# Very pretty free patterns



## vjh1530 (Oct 8, 2011)

http://ateliermadambutterfly.blogspot.com/search/label/free%20patterns

Enjoy!


----------



## kiwiannie (Jul 30, 2011)

Thankyou for link.


----------



## jollypolly (Apr 30, 2011)

vjh1530 said:


> http://ateliermadambutterfly.blogspot.com/search/label/free%20patterns
> 
> Enjoy!


Thank you for the lead. They are very pretty.and free!


----------



## Dreamweaver (Feb 1, 2011)

Drooling over the wonderful lace stoles. Thanks for the heads up.


----------



## janette777 (Jun 11, 2011)

vjh1530 said:


> http://ateliermadambutterfly.blogspot.com/search/label/free%20patterns
> 
> Enjoy!


Thank you so much for the site.
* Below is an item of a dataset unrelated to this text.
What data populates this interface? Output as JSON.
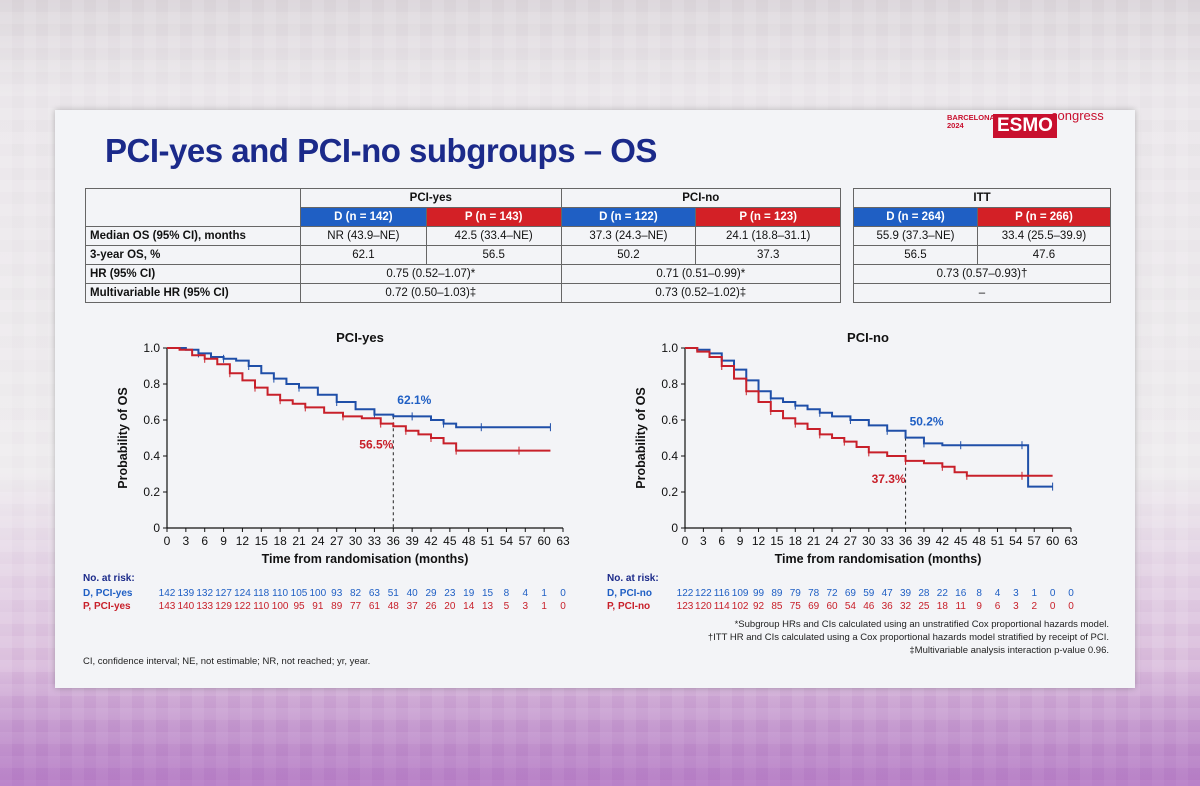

I just love to do Estonian lace and I have plans for the white one on her page.


----------



## Tashi (Aug 12, 2011)

Very inspiring - I have had so many false starts with lace knitting and this pattern seems ' friendly' so will have a go. Thank you for the sharing and also atelier madame butterfly for the creation of it!!


----------



## dragondrummer (Jun 5, 2011)

Very nice patterns. Thank you for posting the link.


----------



## Livingwaters (Jun 14, 2011)

Beautiful thank you


----------



## virginia42 (Mar 13, 2011)

Thx.


----------



## vjh1530 (Oct 8, 2011)

You are welcome!


----------



## kidbear (Jan 28, 2012)

Thanks for the link very nice patterns


----------



## tricilicious (Aug 30, 2011)

Gorgeous patterns. Tack another century on my life and I will get around to making the lovely scarf.


----------



## lotsagramgram (May 7, 2012)

Thanks so much. Lovin the lace scarves!


----------



## Edith M (Aug 10, 2011)

I am going to try this one. Trying really hard to learn to knit lace. Edith M


----------



## lotsagramgram (May 7, 2012)

Anyone agree with me that these would make beautiful table runners.


----------



## vjh1530 (Oct 8, 2011)

I agree - they would look beautiful as a table runner! Lace is very easy to learn if you read it like a cooking recipe. Just take your time and follow the steps of the stitches and you will be fine. You just can't do it while you watch TV in the beginning. Start with a simple lace pattern like this one: 
http://www.goldenbirdknits.com/2009/06/mesh-bamboo-scarf.html

http://www.goldenbirdknits.com/2010/12/lace-scarf-pattern.html

http://www.goldenbirdknits.com/2012/01/lap-blanket-pattern.html

I have knitted this one in a varigated yarn and it was really pretty. Very easy1
http://www.ravelry.com/patterns/library/diagonal-faggoted-scarf

If you need help feel free to PM me and I'll try to help you.


----------



## Edith M (Aug 10, 2011)

Thanks vih1530, I have saved these links and will start as soon as I finish the baby sacque I am working on. Edith M


----------